On Dec 10, 2009, at 10:59 AM, Santosh wrote:
> Dear R/Statistics-gurus!
>
> I tried to find answer to my hypothetical question and in vain.
> Sorry, I
> don't have a dataset that fits into this hypothetical question and
> pardon me
> if my explanations/use of statistical terms are not accurate.
>
> It does sound a weird question, but I want to rule out that line of
> thought.
> Is it possible to develop a model (or a simulation) such that the
> upper
> variability is different from lower variability? e.g, the upper
> variability
> in the data above a model predicted value may be less than the
> variability
> in the data below a model predicted value. I guess mixture model is
> not
> applicable here
Wouldn't any model with Poisson- (and by extension gamma-) distributed
errors satisfy this requirement? (Not to mention models with even
heavier right tails)
>
> Around a population estimate (say, mean or maximum likelihood) one
> of the
> following may apply:
> total standard deviation (SD) = SD(lower) + SD(upper)

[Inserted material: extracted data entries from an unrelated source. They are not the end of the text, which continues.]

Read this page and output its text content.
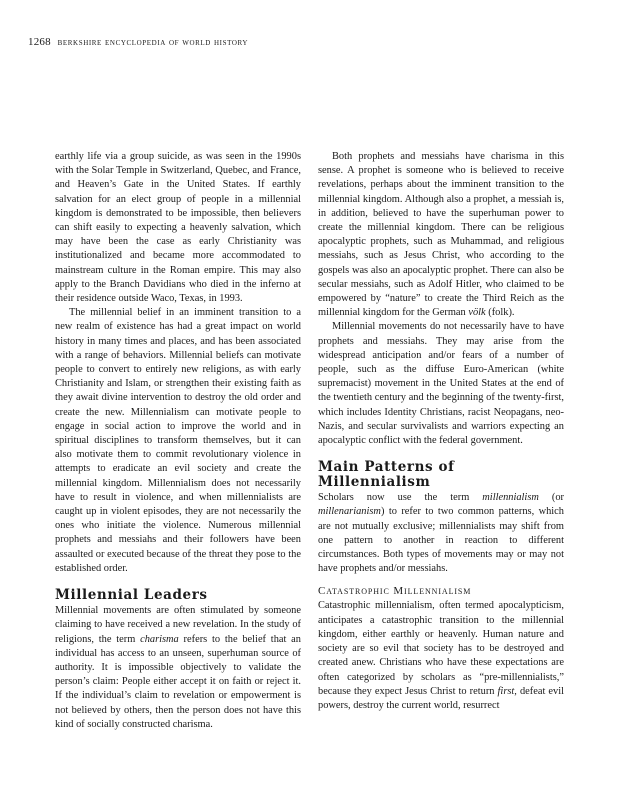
1268 berkshire encyclopedia of world history

earthly life via a group suicide, as was seen in the 1990s with the Solar Temple in Switzerland, Quebec, and France, and Heaven’s Gate in the United States. If earthly salvation for an elect group of people in a millennial kingdom is demonstrated to be impossible, then believers can shift easily to expecting a heavenly salvation, which may have been the case as early Christianity was institutionalized and became more accommodated to mainstream culture in the Roman empire. This may also apply to the Branch Davidians who died in the inferno at their residence outside Waco, Texas, in 1993.

The millennial belief in an imminent transition to a new realm of existence has had a great impact on world history in many times and places, and has been associated with a range of behaviors. Millennial beliefs can motivate people to convert to entirely new religions, as with early Christianity and Islam, or strengthen their existing faith as they await divine intervention to destroy the old order and create the new. Millennialism can motivate people to engage in social action to improve the world and in spiritual disciplines to transform themselves, but it can also motivate them to commit revolutionary violence in attempts to eradicate an evil society and create the millennial kingdom. Millennialism does not necessarily have to result in violence, and when millennialists are caught up in violent episodes, they are not necessarily the ones who initiate the violence. Numerous millennial prophets and messiahs and their followers have been assaulted or executed because of the threat they pose to the established order.

Millennial Leaders

Millennial movements are often stimulated by someone claiming to have received a new revelation. In the study of religions, the term charisma refers to the belief that an individual has access to an unseen, superhuman source of authority. It is impossible objectively to validate the person’s claim: People either accept it on faith or reject it. If the individual’s claim to revelation or empowerment is not believed by others, then the person does not have this kind of socially constructed charisma.

Both prophets and messiahs have charisma in this sense. A prophet is someone who is believed to receive revelations, perhaps about the imminent transition to the millennial kingdom. Although also a prophet, a messiah is, in addition, believed to have the superhuman power to create the millennial kingdom. There can be religious apocalyptic prophets, such as Muhammad, and religious messiahs, such as Jesus Christ, who according to the gospels was also an apocalyptic prophet. There can also be secular messiahs, such as Adolf Hitler, who claimed to be empowered by “nature” to create the Third Reich as the millennial kingdom for the German völk (folk).

Millennial movements do not necessarily have to have prophets and messiahs. They may arise from the widespread anticipation and/or fears of a number of people, such as the diffuse Euro-American (white supremacist) movement in the United States at the end of the twentieth century and the beginning of the twenty-first, which includes Identity Christians, racist Neopagans, neo-Nazis, and secular survivalists and warriors expecting an apocalyptic conflict with the federal government.

Main Patterns of Millennialism

Scholars now use the term millennialism (or millenarianism) to refer to two common patterns, which are not mutually exclusive; millennialists may shift from one pattern to another in reaction to different circumstances. Both types of movements may or may not have prophets and/or messiahs.

Catastrophic Millennialism

Catastrophic millennialism, often termed apocalypticism, anticipates a catastrophic transition to the millennial kingdom, either earthly or heavenly. Human nature and society are so evil that society has to be destroyed and created anew. Christians who have these expectations are often categorized by scholars as “pre-millennialists,” because they expect Jesus Christ to return first, defeat evil powers, destroy the current world, resurrect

> total variance (var) = var(lower) + var(upper);
>
> If it is possible, how do I assign variability in parameters and
> residual
> (additive + proportional) errors?
> To fit the observed,
> Y = F + (a^2 +b^2/F^2)
> F = f(x,Ai, var(Ai)); where Ai = a matrix of parameters; x = a vector
> independent variables; var(Ai) = variability in the parameter (Ai)
>
> Regards,
> Santosh
David Winsemius, MD
Heritage Laboratories
West Hartford, CT